Eine analytische Annäherung zerstört immer seine Ganzheit. Sie hat deshalb nur als Wissensphänomen innerhalb des Kulturganzen einen Sinn. Ansonsten wirkt sie hinsichtlich eines unmittelbaren inneren Zuganges zerstörend.
- Früher folgte der Künstler in seinen Arbeiten den Konturen der Natur, heute folgt er nur noch seiner Sehnsucht nach ihr, nach dem, was er dafür hält, da es diese für ihn nur begrenzt, nur noch stark reduziert, vergewaltigt oder gar nicht mehr gibt.
- Aus sozialer Sicht ist die moderne Kunst ein Ausdruck des Ringens eines Individuums um seine psychische Gesundheit, in dessen Bemühen sich die Sensiblen wiedererkennen. Sie wird zur offiziellen Kunst, wenn sie in unserer Gesellschaft vermarktbar ist und Interessengruppen verspricht, ein Geschäft zu werden.
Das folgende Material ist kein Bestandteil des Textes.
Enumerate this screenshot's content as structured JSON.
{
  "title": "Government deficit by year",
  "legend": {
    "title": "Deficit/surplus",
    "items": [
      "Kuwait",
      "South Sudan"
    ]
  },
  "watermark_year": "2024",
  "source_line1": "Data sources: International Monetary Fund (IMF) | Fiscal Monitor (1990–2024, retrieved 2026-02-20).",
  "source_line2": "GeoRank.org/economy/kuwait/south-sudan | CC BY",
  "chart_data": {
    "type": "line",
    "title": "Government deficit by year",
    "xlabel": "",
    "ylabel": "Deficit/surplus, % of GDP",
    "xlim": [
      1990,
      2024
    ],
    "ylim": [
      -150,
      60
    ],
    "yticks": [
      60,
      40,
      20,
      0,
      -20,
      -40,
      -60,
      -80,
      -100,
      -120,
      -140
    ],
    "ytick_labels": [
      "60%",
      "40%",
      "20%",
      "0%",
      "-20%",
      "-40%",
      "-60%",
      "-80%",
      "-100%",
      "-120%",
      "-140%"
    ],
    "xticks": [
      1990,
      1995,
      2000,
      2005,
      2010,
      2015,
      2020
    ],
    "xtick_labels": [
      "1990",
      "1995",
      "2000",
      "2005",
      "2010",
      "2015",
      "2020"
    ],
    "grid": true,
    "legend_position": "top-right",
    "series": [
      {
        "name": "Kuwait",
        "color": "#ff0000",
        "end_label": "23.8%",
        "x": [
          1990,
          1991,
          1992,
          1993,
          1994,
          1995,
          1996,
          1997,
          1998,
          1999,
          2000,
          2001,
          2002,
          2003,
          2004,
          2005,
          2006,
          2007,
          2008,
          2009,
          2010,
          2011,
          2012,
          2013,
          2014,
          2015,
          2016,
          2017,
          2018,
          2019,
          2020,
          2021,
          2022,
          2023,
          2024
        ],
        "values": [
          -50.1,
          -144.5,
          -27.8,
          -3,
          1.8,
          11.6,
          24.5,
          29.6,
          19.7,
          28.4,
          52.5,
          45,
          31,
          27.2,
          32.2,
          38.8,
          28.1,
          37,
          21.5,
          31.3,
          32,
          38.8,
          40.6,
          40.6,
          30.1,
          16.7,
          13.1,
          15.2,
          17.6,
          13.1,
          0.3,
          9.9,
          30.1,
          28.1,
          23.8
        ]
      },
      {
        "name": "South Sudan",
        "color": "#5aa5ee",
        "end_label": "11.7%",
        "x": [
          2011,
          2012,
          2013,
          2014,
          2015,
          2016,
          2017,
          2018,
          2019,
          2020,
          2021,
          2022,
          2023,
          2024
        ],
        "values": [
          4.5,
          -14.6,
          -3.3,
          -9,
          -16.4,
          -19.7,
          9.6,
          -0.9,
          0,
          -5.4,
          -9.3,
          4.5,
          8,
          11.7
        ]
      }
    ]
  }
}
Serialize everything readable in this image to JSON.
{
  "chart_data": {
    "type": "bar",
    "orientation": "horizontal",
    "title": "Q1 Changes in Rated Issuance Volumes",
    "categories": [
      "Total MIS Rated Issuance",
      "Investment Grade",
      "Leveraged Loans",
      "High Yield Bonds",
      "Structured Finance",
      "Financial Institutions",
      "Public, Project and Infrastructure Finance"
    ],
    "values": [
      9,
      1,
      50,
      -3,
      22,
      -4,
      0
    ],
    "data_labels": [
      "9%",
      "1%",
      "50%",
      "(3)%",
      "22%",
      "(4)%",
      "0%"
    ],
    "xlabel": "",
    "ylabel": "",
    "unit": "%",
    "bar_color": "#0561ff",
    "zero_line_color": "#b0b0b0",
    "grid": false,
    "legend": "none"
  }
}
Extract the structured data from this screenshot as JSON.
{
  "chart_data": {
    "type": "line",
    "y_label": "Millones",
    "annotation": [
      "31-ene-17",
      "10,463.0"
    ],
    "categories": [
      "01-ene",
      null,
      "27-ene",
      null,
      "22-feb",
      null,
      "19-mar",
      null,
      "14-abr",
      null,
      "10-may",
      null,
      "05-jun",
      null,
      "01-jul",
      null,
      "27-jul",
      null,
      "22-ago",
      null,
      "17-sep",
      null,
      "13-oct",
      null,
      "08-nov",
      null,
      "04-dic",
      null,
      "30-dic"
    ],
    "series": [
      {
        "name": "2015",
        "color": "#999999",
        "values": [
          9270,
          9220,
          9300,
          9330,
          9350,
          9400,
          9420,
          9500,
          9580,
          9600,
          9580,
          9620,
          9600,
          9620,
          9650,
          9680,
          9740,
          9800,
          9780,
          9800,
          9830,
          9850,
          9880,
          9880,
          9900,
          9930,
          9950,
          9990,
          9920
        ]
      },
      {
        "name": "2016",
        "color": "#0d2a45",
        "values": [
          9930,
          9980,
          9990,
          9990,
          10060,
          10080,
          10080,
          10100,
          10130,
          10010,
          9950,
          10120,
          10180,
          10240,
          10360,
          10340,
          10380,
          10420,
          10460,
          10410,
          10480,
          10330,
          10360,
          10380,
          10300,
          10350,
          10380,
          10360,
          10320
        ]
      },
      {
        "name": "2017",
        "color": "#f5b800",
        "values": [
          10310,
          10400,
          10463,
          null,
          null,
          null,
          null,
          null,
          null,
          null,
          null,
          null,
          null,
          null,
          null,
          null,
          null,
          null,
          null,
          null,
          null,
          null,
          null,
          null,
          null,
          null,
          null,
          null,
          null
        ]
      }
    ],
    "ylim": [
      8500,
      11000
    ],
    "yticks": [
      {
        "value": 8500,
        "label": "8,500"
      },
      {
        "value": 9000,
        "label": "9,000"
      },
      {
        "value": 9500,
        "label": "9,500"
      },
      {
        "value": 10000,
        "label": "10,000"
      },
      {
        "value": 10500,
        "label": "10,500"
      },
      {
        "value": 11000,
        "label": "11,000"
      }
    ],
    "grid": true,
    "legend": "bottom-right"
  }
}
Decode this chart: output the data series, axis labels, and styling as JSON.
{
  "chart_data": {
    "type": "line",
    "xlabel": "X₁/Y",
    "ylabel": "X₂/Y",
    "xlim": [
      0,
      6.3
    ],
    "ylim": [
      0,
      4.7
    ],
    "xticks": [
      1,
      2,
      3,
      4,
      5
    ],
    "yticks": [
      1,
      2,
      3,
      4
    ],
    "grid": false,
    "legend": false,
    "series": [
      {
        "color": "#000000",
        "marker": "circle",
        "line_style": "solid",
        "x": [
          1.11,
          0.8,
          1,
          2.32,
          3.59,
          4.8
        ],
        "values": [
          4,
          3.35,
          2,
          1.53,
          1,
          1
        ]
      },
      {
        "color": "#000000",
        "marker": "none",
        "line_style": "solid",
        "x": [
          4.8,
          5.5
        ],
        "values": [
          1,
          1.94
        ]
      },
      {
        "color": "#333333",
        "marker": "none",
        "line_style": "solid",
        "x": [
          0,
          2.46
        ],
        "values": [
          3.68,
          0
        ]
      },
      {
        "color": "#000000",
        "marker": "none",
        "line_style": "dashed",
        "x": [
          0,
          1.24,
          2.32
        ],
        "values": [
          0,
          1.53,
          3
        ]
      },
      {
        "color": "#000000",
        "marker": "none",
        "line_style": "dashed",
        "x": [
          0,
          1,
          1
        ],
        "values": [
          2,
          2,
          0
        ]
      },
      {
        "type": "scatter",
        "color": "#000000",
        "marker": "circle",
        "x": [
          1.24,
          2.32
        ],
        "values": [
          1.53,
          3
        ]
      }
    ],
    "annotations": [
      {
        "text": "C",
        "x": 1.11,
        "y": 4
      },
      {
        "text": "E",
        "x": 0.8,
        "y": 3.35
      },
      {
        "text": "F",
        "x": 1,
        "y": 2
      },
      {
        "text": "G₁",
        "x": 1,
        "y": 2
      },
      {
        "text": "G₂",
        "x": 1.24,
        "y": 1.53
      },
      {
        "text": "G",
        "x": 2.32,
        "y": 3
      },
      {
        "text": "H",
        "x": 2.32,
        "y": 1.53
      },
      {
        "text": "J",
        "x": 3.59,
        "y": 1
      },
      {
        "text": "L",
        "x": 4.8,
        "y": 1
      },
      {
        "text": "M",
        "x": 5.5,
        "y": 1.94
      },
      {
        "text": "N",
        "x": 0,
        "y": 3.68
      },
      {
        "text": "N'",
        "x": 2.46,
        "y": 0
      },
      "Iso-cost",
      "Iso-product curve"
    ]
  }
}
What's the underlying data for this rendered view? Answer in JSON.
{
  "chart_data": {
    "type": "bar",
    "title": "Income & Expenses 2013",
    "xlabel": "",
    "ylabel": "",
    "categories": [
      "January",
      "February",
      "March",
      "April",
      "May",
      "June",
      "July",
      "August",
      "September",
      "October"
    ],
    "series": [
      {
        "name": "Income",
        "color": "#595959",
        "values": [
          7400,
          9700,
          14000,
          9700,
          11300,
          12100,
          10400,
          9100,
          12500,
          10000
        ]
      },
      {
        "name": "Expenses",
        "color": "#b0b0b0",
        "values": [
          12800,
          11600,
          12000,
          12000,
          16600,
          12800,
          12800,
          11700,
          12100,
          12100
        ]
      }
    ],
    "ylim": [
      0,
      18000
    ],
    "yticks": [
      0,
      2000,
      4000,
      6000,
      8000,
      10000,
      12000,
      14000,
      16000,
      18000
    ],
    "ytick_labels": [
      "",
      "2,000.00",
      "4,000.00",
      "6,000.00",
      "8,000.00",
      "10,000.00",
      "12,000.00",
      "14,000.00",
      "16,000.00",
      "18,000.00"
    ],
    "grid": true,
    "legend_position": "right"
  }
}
- Sozial gesehen ist die Kunst eine kulturabhängige Form der Kommunikation. Je nach deren gültigen Orientierungskriterien waren und sind ihre wichtigsten Ansätze der Glaube, die Ästhetik, die Selbstdarstellung und der Konsum als Statushintergrund. Sie hat im Laufe ihrer Geschichte einen Prozess abnehmender Verbindlichkeit durchgemacht. Oft ist sie nur noch der Ausdruck einer Bewusstheit und als Konsum nur noch Dekoration mit einem ästhetischen Design.